The thing I like about vouchers is that people can buy a fancier laptop if they want to. Let's say you get a $1,000 voucher. If you want a $2,000 laptop, you can have it - so long as you are prepared to make up the difference. You don't have a government committee setting standards and issuing tenders and evaluating different makes and models (which are constantly changing) and having to deal with the logistics of buying hundreds of thousands of laptops per year. You simply handout vouchers and let the market do the job for you. Parents can shop where they like. They can buy an Acer or a Lenovo or an HP or whatever they like. They can buy the fanciest thing in the shop or the most basic. They can get a 40GB hard drive or an 80GB hard drive. You let them make the decisions based on the performance they want and what they can afford.

That would of course send the education beauracrats into a tailspin. If you give out vouchers for laptops and allow parents some choice, next thing you'll be handing out vouchers for schools and allow parents to choose where to send their kids based on the performance of the school and what they can afford.
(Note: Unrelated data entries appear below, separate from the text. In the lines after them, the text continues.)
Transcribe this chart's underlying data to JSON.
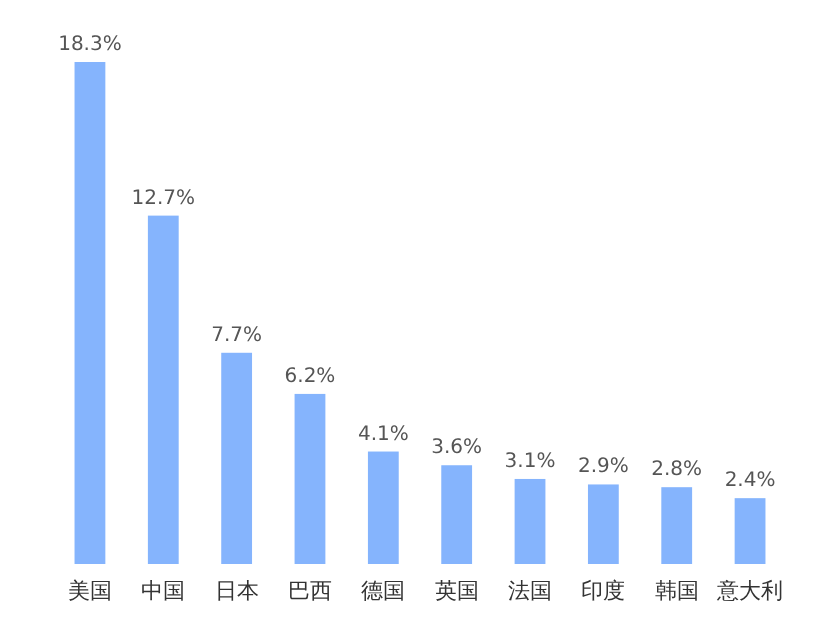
{
  "chart_data": {
    "type": "bar",
    "categories": [
      "美国",
      "中国",
      "日本",
      "巴西",
      "德国",
      "英国",
      "法国",
      "印度",
      "韩国",
      "意大利"
    ],
    "values": [
      18.3,
      12.7,
      7.7,
      6.2,
      4.1,
      3.6,
      3.1,
      2.9,
      2.8,
      2.4
    ],
    "value_labels": [
      "18.3%",
      "12.7%",
      "7.7%",
      "6.2%",
      "4.1%",
      "3.6%",
      "3.1%",
      "2.9%",
      "2.8%",
      "2.4%"
    ],
    "color": "#85b4fd"
  }
}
It also makes people put some skin in the game. If the computers belong to the school, no one cares about them, and they take a beating. If your family owns it, I'm pretty sure most parents will make the kids take care of them. If they don't, well, they don't get another voucher and they have to pay for a new one out of their pocket. I like the idea of pushing the authority for choosing what to buy back to the families, as well as the responsibility for looking after them.

The Teachers Union would also go ballistic at it would introduce inequality into the classroom. We'd have an el-cheapo basic thing, whilst Bill next door might have something that cost 5 times as much. Bully for Bill. If his parents want to splash out on his education, let them. It's their money. I'd simply explain to Junior when he came home to complain about the paucity of expense that we forked out for his machine that he can have a cheap laptop and a two week ski holiday, or an expensive laptop and a week picking up litter at the local park during the holidays. Kids need to be taught about trade-offs and the fact that you can't have everything you want. Kids also need to be taught about value maximisation and how to evaluate different alternatives. Giving everyone the same committee-chosen machine teaches them nothing about the real world.

I also can't stand the thought of the education beauracracy being put in charge of going out to tender for laptops. They'd take forever to make a decision, probably choose a bad compromise and then not care about the consequences as it is not their money. You need to move purchasing decisions to where people care about it being their money.

I bet Kevin and his Kohorts have not thought this through. Because they are idiots that have never worked in the real world.